Our employees make roughly 40-50,000 a year. Health/dental/insurance/ei/other benefits costs probably 10-15k per employee. So that's 50-65k net. Material cost... Other labor...machine ware and tear, etc... You're making almost nothing from said employee.

That said, there's other factors. The most important one is if it's worth it to you.


If this new employee will cut back the amount of time you're working and allow you to rest if you need it... Or free you up to focus on getting more work if that's what you want, even if you break even on the employee it's worth it.

Every shop is different, wages are different... Net vs gross is different... If a shop is netting 50% on 100,000 they can easily afford a new employee.... If a shop is netting $20,000 on 200,000 obviously they can't.

Look at your finances and ask yourself if you can afford to hire someone, and whether you'd rather the cash, or the free time.

I remember a thread back when I first started asking everyone if they regret going from a small 1-2 man shop to a large shop... Most people said yes, that the workload quadrupled while the profit increased only slightly due to all the employees they had to hire. Bigger isn't always better... If you're still taking in low paying jobs, you may find it cheaper to stop doing those than it'd be to hire someone else.
 

Texas_Signmaker

Very Active Signmaker
If you're still taking in low paying jobs, you may find it cheaper to stop doing those than it'd be to hire someone else.

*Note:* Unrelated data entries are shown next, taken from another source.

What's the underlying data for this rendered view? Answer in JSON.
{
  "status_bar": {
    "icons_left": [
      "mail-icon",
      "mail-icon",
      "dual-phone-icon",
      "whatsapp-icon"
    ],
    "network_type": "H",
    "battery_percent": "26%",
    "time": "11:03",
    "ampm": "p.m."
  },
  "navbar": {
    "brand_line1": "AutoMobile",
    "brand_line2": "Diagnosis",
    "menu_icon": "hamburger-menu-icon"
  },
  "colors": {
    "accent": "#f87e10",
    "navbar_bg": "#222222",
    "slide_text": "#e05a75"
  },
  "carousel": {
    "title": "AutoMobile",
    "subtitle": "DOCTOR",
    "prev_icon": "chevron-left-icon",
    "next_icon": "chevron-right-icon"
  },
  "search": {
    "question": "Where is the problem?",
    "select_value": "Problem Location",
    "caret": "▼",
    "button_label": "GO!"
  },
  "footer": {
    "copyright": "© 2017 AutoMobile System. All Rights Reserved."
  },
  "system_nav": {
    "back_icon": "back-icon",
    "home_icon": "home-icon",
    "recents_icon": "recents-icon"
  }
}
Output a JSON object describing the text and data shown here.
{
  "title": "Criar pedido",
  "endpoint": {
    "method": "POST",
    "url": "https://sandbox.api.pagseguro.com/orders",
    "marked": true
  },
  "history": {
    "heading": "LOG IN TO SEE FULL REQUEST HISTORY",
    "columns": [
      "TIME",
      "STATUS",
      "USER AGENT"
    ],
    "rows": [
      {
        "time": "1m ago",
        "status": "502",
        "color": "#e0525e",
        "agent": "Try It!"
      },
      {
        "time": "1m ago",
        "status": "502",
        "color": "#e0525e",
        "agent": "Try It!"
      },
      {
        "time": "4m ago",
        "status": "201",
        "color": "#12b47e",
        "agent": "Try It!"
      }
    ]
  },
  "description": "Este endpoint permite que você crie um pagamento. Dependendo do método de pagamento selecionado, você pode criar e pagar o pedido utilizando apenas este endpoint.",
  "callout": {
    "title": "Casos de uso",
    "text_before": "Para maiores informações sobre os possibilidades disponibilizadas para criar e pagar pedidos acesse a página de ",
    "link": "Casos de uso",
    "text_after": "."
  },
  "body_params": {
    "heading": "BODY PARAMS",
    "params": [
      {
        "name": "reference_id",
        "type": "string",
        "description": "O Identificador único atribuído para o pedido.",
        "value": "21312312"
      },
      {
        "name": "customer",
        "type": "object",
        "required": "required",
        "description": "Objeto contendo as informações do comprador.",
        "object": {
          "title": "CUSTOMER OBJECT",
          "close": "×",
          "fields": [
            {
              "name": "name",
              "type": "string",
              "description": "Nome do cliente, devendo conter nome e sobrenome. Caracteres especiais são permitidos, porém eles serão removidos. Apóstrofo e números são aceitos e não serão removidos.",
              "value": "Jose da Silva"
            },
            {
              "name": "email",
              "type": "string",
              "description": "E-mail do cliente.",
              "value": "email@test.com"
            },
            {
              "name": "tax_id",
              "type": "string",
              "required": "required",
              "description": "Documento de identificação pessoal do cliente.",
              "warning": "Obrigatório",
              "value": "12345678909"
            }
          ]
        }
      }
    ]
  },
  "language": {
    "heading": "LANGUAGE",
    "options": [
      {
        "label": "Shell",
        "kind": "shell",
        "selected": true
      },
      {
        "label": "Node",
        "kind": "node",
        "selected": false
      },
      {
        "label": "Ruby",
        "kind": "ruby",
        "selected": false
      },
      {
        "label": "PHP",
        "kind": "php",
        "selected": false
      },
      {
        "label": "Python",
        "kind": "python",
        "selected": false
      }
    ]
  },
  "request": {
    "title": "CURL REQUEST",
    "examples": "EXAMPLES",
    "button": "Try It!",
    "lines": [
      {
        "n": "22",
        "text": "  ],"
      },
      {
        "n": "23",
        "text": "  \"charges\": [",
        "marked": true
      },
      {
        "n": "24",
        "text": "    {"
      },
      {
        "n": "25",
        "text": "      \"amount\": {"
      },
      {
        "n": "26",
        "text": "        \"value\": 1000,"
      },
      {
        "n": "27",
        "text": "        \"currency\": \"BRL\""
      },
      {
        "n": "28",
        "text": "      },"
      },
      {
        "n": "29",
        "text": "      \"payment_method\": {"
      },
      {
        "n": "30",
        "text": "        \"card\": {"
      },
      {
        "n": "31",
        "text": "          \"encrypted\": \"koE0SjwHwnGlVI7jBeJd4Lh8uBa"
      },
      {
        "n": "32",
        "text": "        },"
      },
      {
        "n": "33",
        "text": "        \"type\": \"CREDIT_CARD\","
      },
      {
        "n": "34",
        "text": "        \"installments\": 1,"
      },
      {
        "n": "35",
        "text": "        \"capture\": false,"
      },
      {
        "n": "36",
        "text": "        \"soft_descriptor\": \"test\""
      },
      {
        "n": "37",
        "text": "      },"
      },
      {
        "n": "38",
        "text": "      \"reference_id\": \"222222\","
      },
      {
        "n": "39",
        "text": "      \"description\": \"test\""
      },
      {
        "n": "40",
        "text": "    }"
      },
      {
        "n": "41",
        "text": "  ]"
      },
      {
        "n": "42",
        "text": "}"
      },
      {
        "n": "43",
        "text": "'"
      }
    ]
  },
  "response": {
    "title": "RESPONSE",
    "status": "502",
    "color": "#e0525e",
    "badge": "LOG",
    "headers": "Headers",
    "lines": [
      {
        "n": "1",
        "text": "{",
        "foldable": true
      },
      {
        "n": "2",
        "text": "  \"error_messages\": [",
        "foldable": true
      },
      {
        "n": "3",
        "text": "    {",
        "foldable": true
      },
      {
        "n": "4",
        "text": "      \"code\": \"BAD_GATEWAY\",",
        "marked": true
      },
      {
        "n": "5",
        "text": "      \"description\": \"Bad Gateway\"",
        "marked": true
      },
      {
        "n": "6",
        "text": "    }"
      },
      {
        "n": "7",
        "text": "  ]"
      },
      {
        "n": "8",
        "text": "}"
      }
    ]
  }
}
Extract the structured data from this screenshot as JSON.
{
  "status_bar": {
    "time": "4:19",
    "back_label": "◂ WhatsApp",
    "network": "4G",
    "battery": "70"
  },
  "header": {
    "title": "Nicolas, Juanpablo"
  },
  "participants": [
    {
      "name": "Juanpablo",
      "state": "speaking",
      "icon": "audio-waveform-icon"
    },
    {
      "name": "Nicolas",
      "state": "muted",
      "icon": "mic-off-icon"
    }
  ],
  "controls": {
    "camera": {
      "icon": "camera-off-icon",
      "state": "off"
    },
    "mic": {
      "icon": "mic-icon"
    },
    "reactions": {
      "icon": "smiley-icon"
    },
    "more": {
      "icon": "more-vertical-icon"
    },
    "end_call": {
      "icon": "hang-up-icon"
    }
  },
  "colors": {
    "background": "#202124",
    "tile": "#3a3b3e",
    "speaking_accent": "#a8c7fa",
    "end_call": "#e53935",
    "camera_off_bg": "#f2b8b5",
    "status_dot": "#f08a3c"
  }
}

100% correct on that. As my workload and calls increase, I pick better and better jobs and let the other stuff walk... Start cutting out the least profitable work
 

Reveal1

New Member
Or, raise your prices by 15%. Seriously, if for example you have sales of 500,000 and take out $150K as the owner, lose $100k of your least profitable business and increase net margin of the remaining 400K which is now $460K, you can now net around $159K with fewer headaches and room to grow. Or use $ to offer healthcare or profit-share to retain fewer/better employees who can simplify your life? You can argue with the specific numbers and % but the principle is the same assuming we all have areas where we charge too little and core customers who value what we do.